Prévention et précocité de la prise en charge

Parmi les sept propositions figure l’élargissement du dépistage des surdités à de nombreux professionnels de santé. « Il peut être réalisé facilement grâce à des outils gratuits et simple d’utilisation, comme le test Höra, le seul reconnu aujourd’hui par le ministère de la Santé », commente Jean-Michel Klein. Il doit se substituer, avec le questionnaire HHIE-S, au test de la voix chuchotée, jugé peu fiable par l’ORL. « On est au 21e siècle, explique-t-il. Si on veut être crédible, il faut utiliser des outils valables. »

Autre préconisation d’Ascolta : inclure dans les rendez-vous de prévention aux âges clés, prévus dans le dispositif « Mon bilan prévention » depuis janvier 2024, le dépistage des surdités pour toutes les tranches d’âge et non plus seulement pour les plus de 60 ans. « Parler d’audition dès 25 ans est une occasion de sensibiliser, d’interpeler sur l’importance de la santé auditive, le plus tôt possible », commente Sandrine Bousquet-Cabrol. « Clairement, la réforme du 100 % Santé n’a pas permis d’améliorer la précocité de la prise en charge, ajoute le Pr Bernard Fraysse, ancien président de la société mondiale d’ORL. La surdité dépasse la problématique purement auditive : la prévention des troubles de l’audition est un enjeu majeur de santé publique. »

Pour un parcours de soins pertinent

Le parcours de suivi fait l’objet de deux propositions concrètes. La première concerne le déploiement du questionnaire de suivi du patient prévu dans le cadre du 100 % santé, « nécessaire pour évaluer la réussite qualitative de la réforme ». Attendu depuis la mise en place de celle-ci, il est à ce jour toujours dans les tuyaux de la Direction de la sécurité sociale. « L’idée à l’origine est de s’assurer de la pertinence de l’appareillage mais aussi de conditionner son remboursement à l'efficience du soin », rappelle Sandrine Bousquet-Cabrol. Ascolta propose également de généraliser le questionnaire auprès de tous les patients de la filière auditive, « indépendamment de leur niveau de perte auditive, de leur pathologie et du type de dispositif médical utilisé ».

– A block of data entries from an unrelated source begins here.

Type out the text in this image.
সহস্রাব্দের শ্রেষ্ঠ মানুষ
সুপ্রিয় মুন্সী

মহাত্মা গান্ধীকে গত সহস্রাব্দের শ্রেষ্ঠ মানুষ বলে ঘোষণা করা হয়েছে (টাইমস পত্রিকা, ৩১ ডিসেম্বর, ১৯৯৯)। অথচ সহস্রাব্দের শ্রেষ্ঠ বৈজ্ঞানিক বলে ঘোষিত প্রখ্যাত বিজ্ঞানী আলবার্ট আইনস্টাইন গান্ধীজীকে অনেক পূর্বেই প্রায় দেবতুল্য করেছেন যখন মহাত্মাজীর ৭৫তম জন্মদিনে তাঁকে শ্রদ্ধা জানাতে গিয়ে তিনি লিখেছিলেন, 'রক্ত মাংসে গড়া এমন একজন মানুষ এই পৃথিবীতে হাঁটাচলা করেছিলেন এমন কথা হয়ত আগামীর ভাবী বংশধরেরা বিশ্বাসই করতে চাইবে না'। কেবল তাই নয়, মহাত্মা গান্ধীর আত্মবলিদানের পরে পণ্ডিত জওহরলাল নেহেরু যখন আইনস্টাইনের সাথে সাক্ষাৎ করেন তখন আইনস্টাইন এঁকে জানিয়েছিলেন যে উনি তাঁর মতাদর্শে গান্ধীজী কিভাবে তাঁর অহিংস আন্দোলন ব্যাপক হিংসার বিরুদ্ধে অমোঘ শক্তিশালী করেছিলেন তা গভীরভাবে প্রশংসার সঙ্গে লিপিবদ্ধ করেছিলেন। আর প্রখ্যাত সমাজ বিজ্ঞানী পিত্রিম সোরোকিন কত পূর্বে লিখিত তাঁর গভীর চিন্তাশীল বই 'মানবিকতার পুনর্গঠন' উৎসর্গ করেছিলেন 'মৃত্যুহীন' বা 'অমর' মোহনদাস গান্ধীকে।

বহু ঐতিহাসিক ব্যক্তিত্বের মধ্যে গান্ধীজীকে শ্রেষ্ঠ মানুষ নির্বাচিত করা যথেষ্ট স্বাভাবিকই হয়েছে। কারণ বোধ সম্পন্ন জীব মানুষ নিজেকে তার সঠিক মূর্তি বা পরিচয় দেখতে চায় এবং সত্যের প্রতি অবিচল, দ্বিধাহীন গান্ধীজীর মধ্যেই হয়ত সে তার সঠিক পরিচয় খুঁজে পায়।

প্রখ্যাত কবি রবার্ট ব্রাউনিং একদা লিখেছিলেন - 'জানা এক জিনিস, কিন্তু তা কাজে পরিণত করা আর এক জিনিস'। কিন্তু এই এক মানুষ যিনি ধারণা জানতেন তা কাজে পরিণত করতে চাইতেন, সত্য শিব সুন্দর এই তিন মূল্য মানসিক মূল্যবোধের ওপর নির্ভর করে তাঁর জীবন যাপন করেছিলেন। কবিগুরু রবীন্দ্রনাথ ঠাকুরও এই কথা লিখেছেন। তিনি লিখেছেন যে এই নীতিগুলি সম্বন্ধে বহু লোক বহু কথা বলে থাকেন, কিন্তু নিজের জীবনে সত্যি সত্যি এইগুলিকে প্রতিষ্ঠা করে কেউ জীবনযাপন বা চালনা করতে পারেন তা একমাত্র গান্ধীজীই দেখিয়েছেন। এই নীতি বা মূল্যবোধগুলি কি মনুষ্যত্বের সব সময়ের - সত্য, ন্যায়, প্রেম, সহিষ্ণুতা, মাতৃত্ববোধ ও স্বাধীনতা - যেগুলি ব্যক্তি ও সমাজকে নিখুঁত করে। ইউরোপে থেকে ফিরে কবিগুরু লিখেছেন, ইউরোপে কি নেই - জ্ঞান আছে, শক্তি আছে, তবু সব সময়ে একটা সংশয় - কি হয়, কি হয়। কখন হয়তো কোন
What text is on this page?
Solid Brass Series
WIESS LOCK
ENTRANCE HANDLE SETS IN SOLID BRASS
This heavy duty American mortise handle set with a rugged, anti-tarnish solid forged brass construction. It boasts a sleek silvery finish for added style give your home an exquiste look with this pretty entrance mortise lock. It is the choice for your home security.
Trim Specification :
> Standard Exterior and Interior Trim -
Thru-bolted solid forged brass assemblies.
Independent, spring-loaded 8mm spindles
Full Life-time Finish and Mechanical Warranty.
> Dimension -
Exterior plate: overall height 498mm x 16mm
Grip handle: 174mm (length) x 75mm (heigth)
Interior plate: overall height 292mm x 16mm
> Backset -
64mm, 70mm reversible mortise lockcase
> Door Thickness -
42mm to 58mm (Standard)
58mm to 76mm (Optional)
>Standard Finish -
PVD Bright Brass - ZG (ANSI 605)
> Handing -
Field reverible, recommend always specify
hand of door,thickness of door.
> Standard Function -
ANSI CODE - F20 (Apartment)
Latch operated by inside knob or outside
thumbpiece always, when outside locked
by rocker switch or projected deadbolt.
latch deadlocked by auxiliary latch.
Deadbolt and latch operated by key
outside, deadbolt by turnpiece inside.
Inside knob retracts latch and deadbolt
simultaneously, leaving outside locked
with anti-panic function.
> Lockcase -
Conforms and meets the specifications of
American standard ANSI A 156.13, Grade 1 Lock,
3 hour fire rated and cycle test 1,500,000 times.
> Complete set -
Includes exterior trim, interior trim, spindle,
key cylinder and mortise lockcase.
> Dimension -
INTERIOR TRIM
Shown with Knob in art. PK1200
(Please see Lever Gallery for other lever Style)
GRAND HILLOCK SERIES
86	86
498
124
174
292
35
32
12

Le do tank préconise enfin d’actualiser, d’approfondir et de suivre la formation des professionnels de santé de la filière auditive, notamment des audioprothésistes. Il estime essentiel « de garantir [leurs] qualifications et de [leur] offrir les moyens de répondre aux défis rencontrés par les patients souffrant de surdité, particulièrement dans un contexte où la démographie médicale est sous tension ». Il suggère également « un approfondissement des parcours pour des spécialités nécessitant des compétences et des connaissances spécifiques », telles que le réglage des implants, la prise en charge des enfants, des personnes âgées dépendantes, des surdités complexes, des patients acouphéniques... Sur ce point, les travaux concernant la réingénierie du diplôme des audioprothésistes sont en bonne voie d’être enfin lancés : la DGOS les a annoncés en 2025 pour une mise en œuvre à la rentrée 2026.

Un momentum politique

Pourquoi publier ce manifeste maintenant ? Les membres d’Ascolta ont identifié une « fenêtre de tir » pour pousser leurs idées auprès des politiques. Comme d’autres instances, ils constatent aujourd’hui une certaine sensibilité des « décideurs » aux problématiques de la filière auditive (lire notre dossier La prévention auditive sur la table des politiques). « Il est temps de réorganiser le parcours de soins, commente le Pr Bernard Fraysse. On a lancé l’impulsion ; aux politiques de s’en saisir ».

Plus largement, la publication du manifeste est aussi une incitation à la mobilisation : « C’est une façon d'encourager nos différentes instances professionnelles à réagir pour faire avancer le débat », admet le Dr Jean-Michel klein.